Jeder Spieler übernimmt die Rolle eines oder mehrer Überlebender einer Zombieapokalypse. Diese starten zuerst in der Kolonie und können im Laufe des Spiels mehrere Standorte besuchen und dort agieren. Es gibt verschiedene Spielziele, die frei auswählbar sind oder zufällig gezogen werden können. Von den verschiedenen Spielzielen gibt es jeweils eine leichtere und eine schwerere Variante.

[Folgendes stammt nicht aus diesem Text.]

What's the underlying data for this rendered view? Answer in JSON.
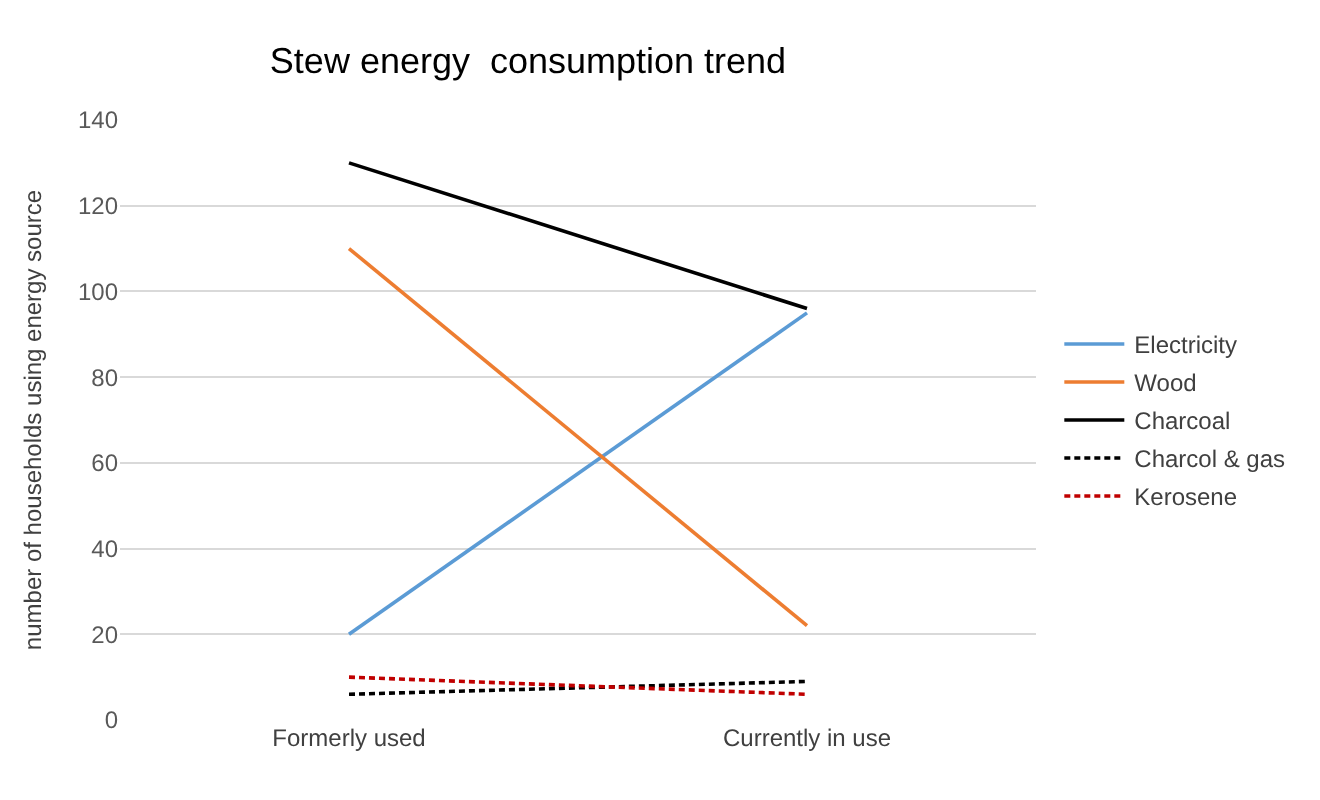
{
  "chart_data": {
    "type": "line",
    "title": "Stew energy  consumption trend",
    "ylabel": "number of households using energy source",
    "categories": [
      "Formerly used",
      "Currently in use"
    ],
    "series": [
      {
        "name": "Electricity",
        "color": "#5b9bd5",
        "values": [
          20,
          95
        ]
      },
      {
        "name": "Wood",
        "color": "#ed7d31",
        "values": [
          110,
          22
        ]
      },
      {
        "name": "Charcoal",
        "color": "#000000",
        "values": [
          130,
          96
        ]
      },
      {
        "name": "Charcol & gas",
        "color": "#000000",
        "values": [
          6,
          9
        ],
        "line_style": "dashed"
      },
      {
        "name": "Kerosene",
        "color": "#c00000",
        "values": [
          10,
          6
        ],
        "line_style": "dashed"
      }
    ],
    "ylim": [
      0,
      140
    ],
    "yticks": [
      0,
      20,
      40,
      60,
      80,
      100,
      120,
      140
    ],
    "grid": "y",
    "legend": "right",
    "marker": "none"
  }
}
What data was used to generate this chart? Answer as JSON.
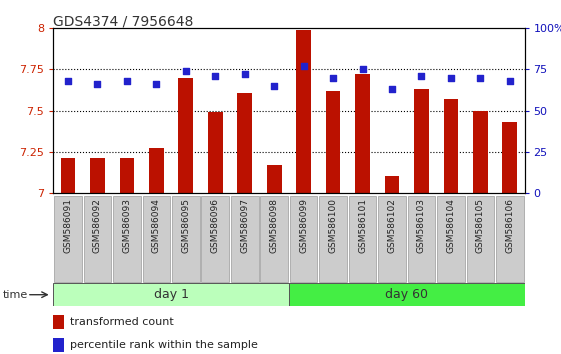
{
  "title": "GDS4374 / 7956648",
  "samples": [
    "GSM586091",
    "GSM586092",
    "GSM586093",
    "GSM586094",
    "GSM586095",
    "GSM586096",
    "GSM586097",
    "GSM586098",
    "GSM586099",
    "GSM586100",
    "GSM586101",
    "GSM586102",
    "GSM586103",
    "GSM586104",
    "GSM586105",
    "GSM586106"
  ],
  "bar_values": [
    7.21,
    7.21,
    7.21,
    7.27,
    7.7,
    7.49,
    7.61,
    7.17,
    7.99,
    7.62,
    7.72,
    7.1,
    7.63,
    7.57,
    7.5,
    7.43
  ],
  "dot_values": [
    68,
    66,
    68,
    66,
    74,
    71,
    72,
    65,
    77,
    70,
    75,
    63,
    71,
    70,
    70,
    68
  ],
  "ylim_left": [
    7.0,
    8.0
  ],
  "ylim_right": [
    0,
    100
  ],
  "yticks_left": [
    7.0,
    7.25,
    7.5,
    7.75,
    8.0
  ],
  "yticks_right": [
    0,
    25,
    50,
    75,
    100
  ],
  "ytick_labels_left": [
    "7",
    "7.25",
    "7.5",
    "7.75",
    "8"
  ],
  "ytick_labels_right": [
    "0",
    "25",
    "50",
    "75",
    "100%"
  ],
  "bar_color": "#bb1100",
  "dot_color": "#2222cc",
  "bar_bottom": 7.0,
  "day1_group": 8,
  "day60_group": 8,
  "day1_label": "day 1",
  "day60_label": "day 60",
  "day1_color": "#bbffbb",
  "day60_color": "#44ee44",
  "legend_bar_label": "transformed count",
  "legend_dot_label": "percentile rank within the sample",
  "grid_color": "#000000",
  "tick_label_color_left": "#cc2200",
  "tick_label_color_right": "#1111bb",
  "bar_width": 0.5,
  "title_color": "#333333",
  "xlabel_box_color": "#cccccc",
  "xlabel_box_edge": "#999999"
}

Jeder Charakter, den der Spieler verkörpert, muss nun verschiedene Dinge tun. Es ist immer ratsam, vorher die Spielzüge mit seinen Mitspielern abzusprechen, überhaupt ist Winter der Toten ein sehr kommunikatives Spiel. Anfangs wird eine neue Krise aufgedeckt. In diesen Krisen müssen die Spieler verschiedene Dinge beschaffen, um nicht den Sanktionen anheim zu fallen, die passieren, wenn man die benötigten Materialien nicht zusammenbekommt. Dann würfeln alle Spieler, die ihnen zur Verfügung stehenden Würfel. In der Regel ist das ein Würfel pro gespieltem Charakter und einer zusätzlich. Jeder Spieler startet zu Beginn mit zwei Charakteren, das bedeutet er darf mit drei Würfeln würfeln. Im Laufe des Spiels können Charaktere verloren werden, indem sie sterben, aber auch durch Ausspielen von Handkarten neue Charaktere ins Spiel gebracht werden.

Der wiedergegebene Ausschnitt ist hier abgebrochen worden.